Née le 4 septembre 1883, Jeane Albertine Louise SALICETI décédera à TARBES le 5 Octobre 1959.
Le père, Paul Félix Dominique SALICETI, corse d’origine, servait dans l’Armée en qualité d’Officier. La mère, Marguerite JOUANOLOU, une bigourdane, était la fille du docteur JOUANOLOU, qui, sa vie durant exerça la médecine au village de Juillan, entre TARBES et LOURDES. En plus de Jeane, la famille SALICETI-JOUANOLOU comptait trois autres enfants, également des filles : Joséphine Marie Léontine née en 1885, Marie Madeleine (1887) et Adélaïde Toussainte prénommée encore Santuccia (1894).
Les deux aînées manifestèrent, de bonne heure, un goût marqué pour le dessin. Cette disposition fut prise au sérieux à l’égard de Joséphine qui, après avoir suivi les cours de l’Ecole des Arts a TARBES, monta à PARIS pour se perfectionner et acquérir un diplôme d’enseignement qu’elle exploitera, comme professeur dans les Institution confessionnelles de la ville natale. Quant à Jeane, même si l’on estimât que ses dons naturels se prêteraient difficilement à une discipline imposée par des maîtres, elle accompagna sa sœur à PARIS. Et ce que l’on craignait, arriva, heureusement dirons nous. Rétive à tout enseignement didactique, la jeune étudiante découragea son premier mentor. Assise dans un coin du LOUVRE, il lui était demandé de reproduire sur un grand carton blanc, posé à même les genoux, la scène qui revivait devant elle dans un tableau de DELACROIX. Loin de copier servilement le sujet Jeane SALICETI, sous le choc de l’éblouissement, s’appliquait à exprimer ce qu’elle ressentait profondément. M. LEROUX, le maître redouté, approcha, et, agacé, s’écria sans ménagement : « Mademoiselle SALICETI, vous perdez votre temps dans cette galerie. Vous n’apprendrez jamais à dessiner ».

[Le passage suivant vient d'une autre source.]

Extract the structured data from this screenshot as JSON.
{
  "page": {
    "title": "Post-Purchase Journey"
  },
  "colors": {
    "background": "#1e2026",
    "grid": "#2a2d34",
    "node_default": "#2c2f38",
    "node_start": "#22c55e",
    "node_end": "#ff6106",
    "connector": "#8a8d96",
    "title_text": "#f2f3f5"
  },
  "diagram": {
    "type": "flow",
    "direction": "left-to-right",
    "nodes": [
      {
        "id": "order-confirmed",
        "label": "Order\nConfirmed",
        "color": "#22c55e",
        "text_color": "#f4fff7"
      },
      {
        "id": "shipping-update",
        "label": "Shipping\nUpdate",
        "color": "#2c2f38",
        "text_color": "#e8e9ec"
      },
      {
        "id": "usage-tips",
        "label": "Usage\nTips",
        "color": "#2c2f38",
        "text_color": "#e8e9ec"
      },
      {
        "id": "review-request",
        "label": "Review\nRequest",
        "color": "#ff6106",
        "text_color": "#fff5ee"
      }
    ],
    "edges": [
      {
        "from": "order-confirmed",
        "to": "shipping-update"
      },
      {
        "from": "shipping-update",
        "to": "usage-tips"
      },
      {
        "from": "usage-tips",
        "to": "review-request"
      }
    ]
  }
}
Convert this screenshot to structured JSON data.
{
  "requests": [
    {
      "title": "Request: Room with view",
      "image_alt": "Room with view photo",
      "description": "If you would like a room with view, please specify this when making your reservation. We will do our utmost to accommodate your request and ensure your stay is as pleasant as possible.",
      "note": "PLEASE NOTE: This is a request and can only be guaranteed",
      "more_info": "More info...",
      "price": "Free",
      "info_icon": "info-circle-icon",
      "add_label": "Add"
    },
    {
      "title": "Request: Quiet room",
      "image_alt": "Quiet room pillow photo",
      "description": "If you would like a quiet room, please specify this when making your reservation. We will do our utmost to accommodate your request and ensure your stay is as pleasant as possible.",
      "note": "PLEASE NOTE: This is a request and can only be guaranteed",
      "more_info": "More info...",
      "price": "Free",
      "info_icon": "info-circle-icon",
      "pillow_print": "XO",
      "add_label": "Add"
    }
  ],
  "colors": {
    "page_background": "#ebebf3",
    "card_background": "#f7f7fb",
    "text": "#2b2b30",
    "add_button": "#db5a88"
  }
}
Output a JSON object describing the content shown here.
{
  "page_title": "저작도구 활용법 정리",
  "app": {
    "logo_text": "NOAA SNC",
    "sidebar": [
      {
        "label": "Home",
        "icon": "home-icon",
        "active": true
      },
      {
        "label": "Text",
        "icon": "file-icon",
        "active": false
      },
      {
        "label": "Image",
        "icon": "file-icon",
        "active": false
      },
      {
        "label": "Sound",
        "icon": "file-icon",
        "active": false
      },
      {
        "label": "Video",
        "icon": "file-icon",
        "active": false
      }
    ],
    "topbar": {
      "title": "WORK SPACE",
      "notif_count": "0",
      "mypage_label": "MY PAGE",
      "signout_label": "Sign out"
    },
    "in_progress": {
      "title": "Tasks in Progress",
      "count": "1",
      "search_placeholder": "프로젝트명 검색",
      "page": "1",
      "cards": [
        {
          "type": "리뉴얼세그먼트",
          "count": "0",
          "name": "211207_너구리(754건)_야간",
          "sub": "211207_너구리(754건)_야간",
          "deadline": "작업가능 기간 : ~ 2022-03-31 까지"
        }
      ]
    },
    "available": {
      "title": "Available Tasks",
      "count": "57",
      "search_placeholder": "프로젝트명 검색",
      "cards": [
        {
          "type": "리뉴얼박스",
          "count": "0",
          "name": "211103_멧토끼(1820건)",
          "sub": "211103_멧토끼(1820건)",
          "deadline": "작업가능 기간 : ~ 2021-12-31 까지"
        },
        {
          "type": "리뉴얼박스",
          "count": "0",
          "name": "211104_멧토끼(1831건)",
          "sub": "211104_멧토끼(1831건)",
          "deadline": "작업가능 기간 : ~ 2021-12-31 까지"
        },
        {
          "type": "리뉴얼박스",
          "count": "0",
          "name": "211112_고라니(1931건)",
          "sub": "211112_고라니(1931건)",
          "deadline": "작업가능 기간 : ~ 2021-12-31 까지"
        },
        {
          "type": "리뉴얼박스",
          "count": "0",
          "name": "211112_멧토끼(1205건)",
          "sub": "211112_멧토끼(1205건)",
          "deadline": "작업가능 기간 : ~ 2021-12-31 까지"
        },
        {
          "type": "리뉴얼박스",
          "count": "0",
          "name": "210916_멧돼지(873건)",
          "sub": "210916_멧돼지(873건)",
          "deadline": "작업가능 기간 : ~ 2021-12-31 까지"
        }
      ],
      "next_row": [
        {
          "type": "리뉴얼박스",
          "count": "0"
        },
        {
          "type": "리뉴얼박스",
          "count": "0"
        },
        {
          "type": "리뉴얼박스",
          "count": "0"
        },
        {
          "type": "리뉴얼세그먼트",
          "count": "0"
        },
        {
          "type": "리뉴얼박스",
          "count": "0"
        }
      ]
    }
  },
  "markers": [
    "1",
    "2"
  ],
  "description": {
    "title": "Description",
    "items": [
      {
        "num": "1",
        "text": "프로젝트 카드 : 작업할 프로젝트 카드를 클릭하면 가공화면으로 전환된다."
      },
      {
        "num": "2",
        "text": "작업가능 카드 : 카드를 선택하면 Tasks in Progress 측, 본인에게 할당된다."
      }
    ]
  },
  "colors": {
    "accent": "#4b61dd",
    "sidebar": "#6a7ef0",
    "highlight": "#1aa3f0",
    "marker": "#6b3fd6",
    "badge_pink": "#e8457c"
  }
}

Tout autre élève eût reçu cette annonce comme un coup de grâce. Mais Jeane brûlait de sa propre foi en elle-même. Au surplus elle trouvait meilleur écho à ses recherches esthétiques dans des ateliers privés auprès de maîtres autrement compréhensifs et perspicaces, tel Jules ADLER qui s’intéressa à ses ébauches, l’encouragea vivement et lui prodigua d’utiles conseils dans la voie où, par penchant naturel, elle s’orientait. DD’ailleurs, comment, à cette époque, eût-elle échappé aux influences qui, dans les bouillonnements de l’impressionnisme, agitaient le monde artistique et reléguaient au moindre rang les académismes officiels.

Jeane SALICETI,exalta son admiration pour BONNARD qu’elle connut, de même que sa contemplation des grands soleils de VAN GOGH vira à la fascination.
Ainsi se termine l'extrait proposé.